- Native name: আসহাব উদ্দীন
- Born: Mohammad Ashab Uddin 28 October 1958 (age 67) Beanibazar, East Pakistan, Pakistan
- Allegiance: Bangladesh
- Branch: Bangladesh Army
- Service years: 1979–2016
- Rank: Major General
- Unit: East Bengal Regiment
- Commands: Commandant of Defence Services Command and Staff College; GOC of 9th Infantry Division; GOC of 24th Infantry Division; Commander of 71st Infantry Brigade; Commander of 44th Infantry Brigade;
- Conflicts: ONUMOZ Bangladesh Rifles revolt
- Awards: United Nations Peacekeeping Medal
- Education: University of Madras
- Spouse: Farha Ashab Chowdhury
- Children: 2

= Ashab Uddin (general) =

Retired Major General of Bangladesh Army

Ashab Uddin, ndc, psc (born 28 October 1958) is a retired major general of the Bangladesh Army. He has also served as Bangladesh's ambassador to Kuwait and Yemen.

== Early life ==
Ashab Uddin was born on 28 October 1958 in Matijura village of Tilpara union in Beanibazar, Sylhet. He married Farha Asab Chowdhury on 29 February 1988. The couple has a daughter and a son.

He passed SSC and HSC from Faujdarhat Cadet College. He graduated from the University of Chittagong. He holds postgraduate and postgraduate defense studies from the Department of Political Science at the National University. He holds a master's degree in national and international strategic studies (MPhil) from the University of Madras, India.
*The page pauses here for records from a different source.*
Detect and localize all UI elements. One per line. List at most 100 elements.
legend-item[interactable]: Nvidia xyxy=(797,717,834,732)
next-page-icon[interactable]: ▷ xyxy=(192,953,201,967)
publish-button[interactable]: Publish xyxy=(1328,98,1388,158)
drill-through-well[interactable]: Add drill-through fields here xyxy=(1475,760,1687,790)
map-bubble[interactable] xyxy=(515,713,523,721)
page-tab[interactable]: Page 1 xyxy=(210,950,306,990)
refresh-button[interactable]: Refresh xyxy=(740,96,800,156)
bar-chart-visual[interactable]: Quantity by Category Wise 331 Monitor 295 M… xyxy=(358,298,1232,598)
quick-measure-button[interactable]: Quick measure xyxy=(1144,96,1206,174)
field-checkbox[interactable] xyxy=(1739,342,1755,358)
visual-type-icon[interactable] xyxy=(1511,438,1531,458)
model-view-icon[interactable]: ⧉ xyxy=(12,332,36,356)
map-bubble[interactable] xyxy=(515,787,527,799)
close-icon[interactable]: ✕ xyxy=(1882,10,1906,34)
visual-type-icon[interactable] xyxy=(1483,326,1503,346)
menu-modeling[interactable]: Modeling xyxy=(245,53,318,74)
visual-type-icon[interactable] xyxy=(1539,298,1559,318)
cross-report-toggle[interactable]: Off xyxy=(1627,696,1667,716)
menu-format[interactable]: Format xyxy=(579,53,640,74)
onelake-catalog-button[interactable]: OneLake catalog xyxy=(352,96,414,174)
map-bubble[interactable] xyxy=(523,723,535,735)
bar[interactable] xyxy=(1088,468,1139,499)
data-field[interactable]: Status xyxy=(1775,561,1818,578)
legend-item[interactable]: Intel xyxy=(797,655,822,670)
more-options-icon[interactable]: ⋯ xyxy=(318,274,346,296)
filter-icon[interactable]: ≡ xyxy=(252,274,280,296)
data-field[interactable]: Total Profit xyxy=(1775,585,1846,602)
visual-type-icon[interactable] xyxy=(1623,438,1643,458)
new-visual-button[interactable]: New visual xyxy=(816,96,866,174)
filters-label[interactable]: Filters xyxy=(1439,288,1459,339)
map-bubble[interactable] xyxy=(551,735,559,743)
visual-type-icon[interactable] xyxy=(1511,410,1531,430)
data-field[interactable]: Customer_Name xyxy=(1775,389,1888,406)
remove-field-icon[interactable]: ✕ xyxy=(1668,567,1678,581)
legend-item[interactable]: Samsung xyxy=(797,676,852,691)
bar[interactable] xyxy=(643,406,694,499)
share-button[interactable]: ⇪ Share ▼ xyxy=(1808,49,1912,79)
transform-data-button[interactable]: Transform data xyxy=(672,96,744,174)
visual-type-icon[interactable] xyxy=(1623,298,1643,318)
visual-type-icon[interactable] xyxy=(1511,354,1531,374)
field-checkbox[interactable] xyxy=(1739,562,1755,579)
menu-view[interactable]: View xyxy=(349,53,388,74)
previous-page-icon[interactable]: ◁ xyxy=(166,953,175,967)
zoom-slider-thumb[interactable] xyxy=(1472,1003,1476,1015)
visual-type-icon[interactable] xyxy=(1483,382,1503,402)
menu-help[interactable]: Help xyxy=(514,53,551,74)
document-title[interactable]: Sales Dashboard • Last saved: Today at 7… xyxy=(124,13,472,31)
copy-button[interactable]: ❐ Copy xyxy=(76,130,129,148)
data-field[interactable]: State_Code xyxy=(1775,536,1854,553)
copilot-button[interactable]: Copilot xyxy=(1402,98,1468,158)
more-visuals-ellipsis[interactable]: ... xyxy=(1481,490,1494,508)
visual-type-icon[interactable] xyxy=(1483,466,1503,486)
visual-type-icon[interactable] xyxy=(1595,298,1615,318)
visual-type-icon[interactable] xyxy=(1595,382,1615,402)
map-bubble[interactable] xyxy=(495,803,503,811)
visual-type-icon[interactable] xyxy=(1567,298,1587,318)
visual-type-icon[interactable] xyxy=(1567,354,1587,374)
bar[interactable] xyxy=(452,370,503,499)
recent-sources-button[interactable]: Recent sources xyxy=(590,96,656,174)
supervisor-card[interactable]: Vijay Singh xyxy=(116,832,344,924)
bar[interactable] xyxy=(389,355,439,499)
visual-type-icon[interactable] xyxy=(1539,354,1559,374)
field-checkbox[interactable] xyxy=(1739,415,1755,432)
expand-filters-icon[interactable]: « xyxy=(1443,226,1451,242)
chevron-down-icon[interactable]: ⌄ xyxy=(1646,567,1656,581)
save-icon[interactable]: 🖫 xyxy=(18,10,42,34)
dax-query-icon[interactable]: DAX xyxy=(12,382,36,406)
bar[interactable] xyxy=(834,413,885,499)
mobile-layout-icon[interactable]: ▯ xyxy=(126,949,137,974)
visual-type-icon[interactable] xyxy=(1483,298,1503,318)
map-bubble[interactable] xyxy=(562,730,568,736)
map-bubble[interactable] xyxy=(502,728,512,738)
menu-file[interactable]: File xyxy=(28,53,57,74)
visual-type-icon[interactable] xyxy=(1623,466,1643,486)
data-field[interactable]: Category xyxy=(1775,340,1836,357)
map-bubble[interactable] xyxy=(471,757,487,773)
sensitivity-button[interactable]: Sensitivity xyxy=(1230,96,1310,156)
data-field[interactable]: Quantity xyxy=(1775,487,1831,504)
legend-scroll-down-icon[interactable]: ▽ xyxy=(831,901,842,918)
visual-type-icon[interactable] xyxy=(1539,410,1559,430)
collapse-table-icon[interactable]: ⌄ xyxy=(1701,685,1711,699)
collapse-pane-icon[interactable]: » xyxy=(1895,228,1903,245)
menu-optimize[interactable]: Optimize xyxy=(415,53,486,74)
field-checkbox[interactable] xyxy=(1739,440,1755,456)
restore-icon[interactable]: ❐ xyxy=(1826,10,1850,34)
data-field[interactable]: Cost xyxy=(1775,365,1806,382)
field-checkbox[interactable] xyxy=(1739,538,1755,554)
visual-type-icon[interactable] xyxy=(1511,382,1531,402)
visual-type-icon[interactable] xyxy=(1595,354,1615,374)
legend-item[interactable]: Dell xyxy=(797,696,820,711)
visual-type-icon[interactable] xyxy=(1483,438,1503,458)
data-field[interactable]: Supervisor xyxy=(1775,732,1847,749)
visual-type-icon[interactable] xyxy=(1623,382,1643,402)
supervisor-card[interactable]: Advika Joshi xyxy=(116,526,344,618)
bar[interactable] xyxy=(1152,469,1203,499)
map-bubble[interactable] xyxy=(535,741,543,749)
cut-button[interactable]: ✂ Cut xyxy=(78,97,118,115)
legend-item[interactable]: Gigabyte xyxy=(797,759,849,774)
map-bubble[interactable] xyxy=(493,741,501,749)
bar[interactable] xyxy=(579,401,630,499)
He completed several courses, including a military science course at the Defence Services Command and Staff College, a strategic course at the National Defence College of New Delhi, India, and an army staff course in Pakistan. He completed the reserve component in 1996, the special forces operation in 2003, and the senior executive course in the United States in 2008.

== Career ==
Ashab Uddin was commissioned in the Bangladesh Army in 1979 in the 1st BMA long course. He commanded two infantry battalions, two infantry brigades and served as general officer commanding (GOC) of two infantry divisions, and area commander of Savar and Chittagong areas. He also served as the director military training and military secretary in Army HQ. He was also the commandant of the Defence Services Command and Staff College. He retired from the Bangladesh Army in 2016.

He served as the ambassador of Bangladesh to the embassy in Kuwait and Yemen from 17 August 2013 to 2016. He was the president of the Bangladesh Shooting Sports Federation and of Bhatiary Golf & Country Club and Savar Golf Club.

=== UN mission ===
He has taken part in UN peacekeeping operations in Mozambique.